More bad news has arrived for Sriracha fans.
According to The Los Angeles Times, the California Department of Public Health has imposed a 30-day holding period for the three sauces produced by Huy Fong Foods, which includes Chilli Garlic, Sambal Oelek, and the beloved Sriracha.
Department spokesman Anita Gore told the Times that additional safety measures are needed since the sauces are ground fresh and not cooked, which leaves them vulnerable to harmful microorganisms. Holding batches of the sauces for 30 days should ensure that the sauce will be bacteria-free before they are sent out to stores.
The new holding period means that Huy Fong cannot ship any more Sriracha, or the other sauces it makes, until mid-January.

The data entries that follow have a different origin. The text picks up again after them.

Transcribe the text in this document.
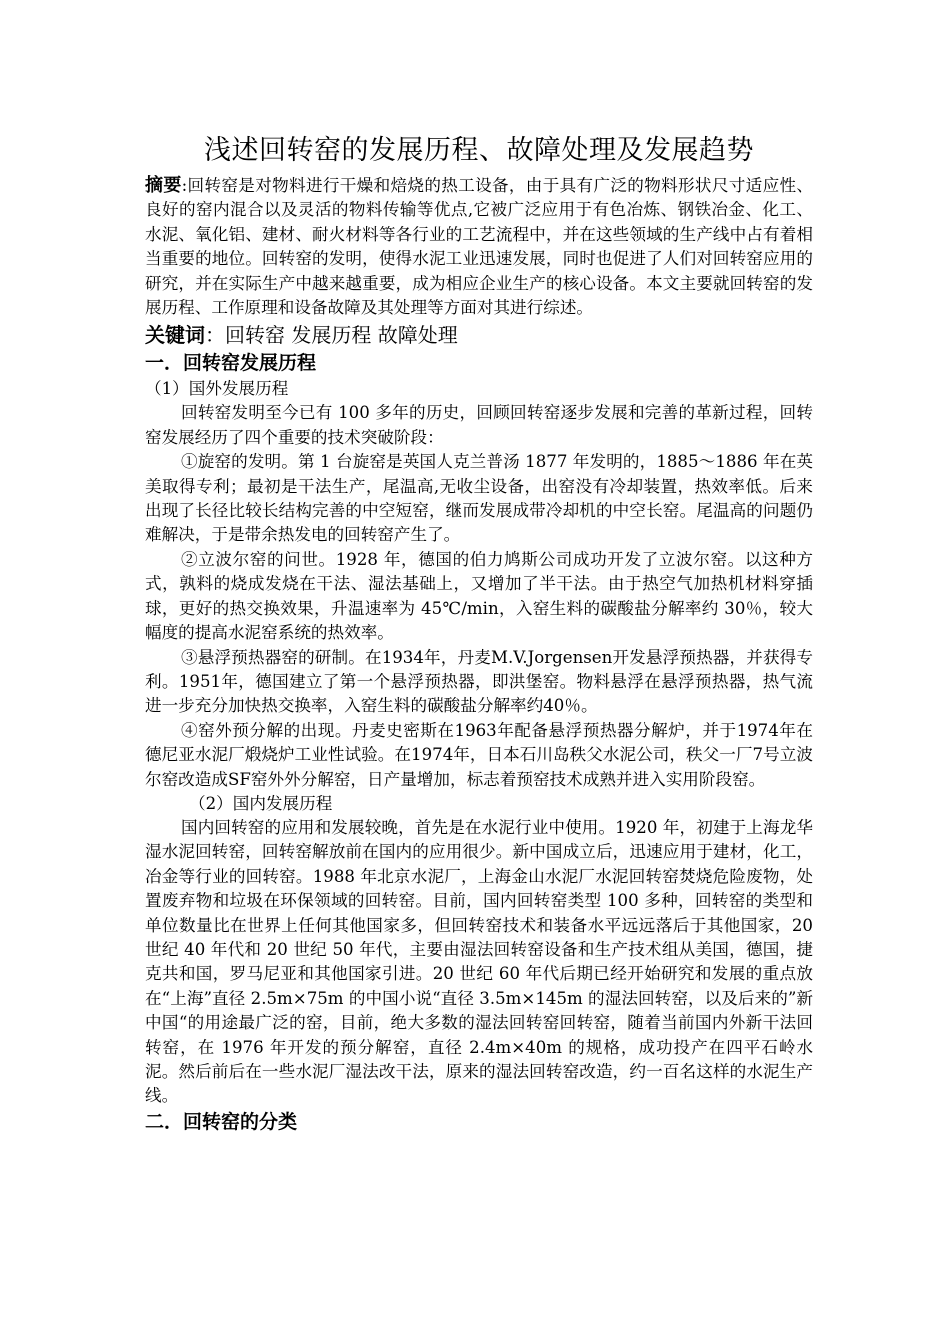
浅述回转窑的发展历程、故障处理及发展趋势

摘要:回转窑是对物料进行干燥和焙烧的热工设备，由于具有广泛的物料形状尺寸适应性、良好的窑内混合以及灵活的物料传输等优点,它被广泛应用于有色冶炼、钢铁冶金、化工、水泥、氧化铝、建材、耐火材料等各行业的工艺流程中，并在这些领域的生产线中占有着相当重要的地位。回转窑的发明，使得水泥工业迅速发展，同时也促进了人们对回转窑应用的研究，并在实际生产中越来越重要，成为相应企业生产的核心设备。本文主要就回转窑的发展历程、工作原理和设备故障及其处理等方面对其进行综述。

关键词：回转窑 发展历程 故障处理

一．回转窑发展历程

（1）国外发展历程

回转窑发明至今已有 100 多年的历史，回顾回转窑逐步发展和完善的革新过程，回转窑发展经历了四个重要的技术突破阶段：

①旋窑的发明。第 1 台旋窑是英国人克兰普汤 1877 年发明的，1885～1886 年在英美取得专利；最初是干法生产，尾温高,无收尘设备，出窑没有冷却装置，热效率低。后来出现了长径比较长结构完善的中空短窑，继而发展成带冷却机的中空长窑。尾温高的问题仍难解决，于是带余热发电的回转窑产生了。

②立波尔窑的问世。1928 年，德国的伯力鸠斯公司成功开发了立波尔窑。以这种方式，孰料的烧成发烧在干法、湿法基础上，又增加了半干法。由于热空气加热机材料穿插球，更好的热交换效果，升温速率为 45℃/min，入窑生料的碳酸盐分解率约 30％，较大幅度的提高水泥窑系统的热效率。

③悬浮预热器窑的研制。在1934年，丹麦M.V.Jorgensen开发悬浮预热器，并获得专利。1951年，德国建立了第一个悬浮预热器，即洪堡窑。物料悬浮在悬浮预热器，热气流进一步充分加快热交换率，入窑生料的碳酸盐分解率约40％。

④窑外预分解的出现。丹麦史密斯在1963年配备悬浮预热器分解炉，并于1974年在德尼亚水泥厂煅烧炉工业性试验。在1974年，日本石川岛秩父水泥公司，秩父一厂7号立波尔窑改造成SF窑外外分解窑，日产量增加，标志着预窑技术成熟并进入实用阶段窑。

（2）国内发展历程

国内回转窑的应用和发展较晚，首先是在水泥行业中使用。1920 年，初建于上海龙华湿水泥回转窑，回转窑解放前在国内的应用很少。新中国成立后，迅速应用于建材，化工，冶金等行业的回转窑。1988 年北京水泥厂，上海金山水泥厂水泥回转窑焚烧危险废物，处置废弃物和垃圾在环保领域的回转窑。目前，国内回转窑类型 100 多种，回转窑的类型和单位数量比在世界上任何其他国家多，但回转窑技术和装备水平远远落后于其他国家，20 世纪 40 年代和 20 世纪 50 年代，主要由湿法回转窑设备和生产技术组从美国，德国，捷克共和国，罗马尼亚和其他国家引进。20 世纪 60 年代后期已经开始研究和发展的重点放在“上海”直径 2.5m×75m 的中国小说“直径 3.5m×145m 的湿法回转窑，以及后来的”新中国“的用途最广泛的窑，目前，绝大多数的湿法回转窑回转窑，随着当前国内外新干法回转窑，在 1976 年开发的预分解窑，直径 2.4m×40m 的规格，成功投产在四平石岭水泥。然后前后在一些水泥厂湿法改干法，原来的湿法回转窑改造，约一百名这样的水泥生产线。

二．回转窑的分类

The distribution hold comes at a difficult time for the hot-sauce manufacturer, who is currently involved in a legal battle with the city of Irwindale, where its main factory is located. Residents complaining of headaches and burning eyes sued Huy Fong Foods back in late October, and a Los Angeles County Superior Court judge recently ordered the factory to shut down any operations that could be causing the smell.
Sriracha distribution is expected to continue as normal after the holding period ends, though many businesses are worried about the effect it could have on their profits.
Damon Chu, president of wholesale Asian food supplier Giant Union in Whittier, Calif., told the Times that his company could lose about $US300,000 in sales. His company buys up to $US150,000 worth of Huy Fong Foods products each month.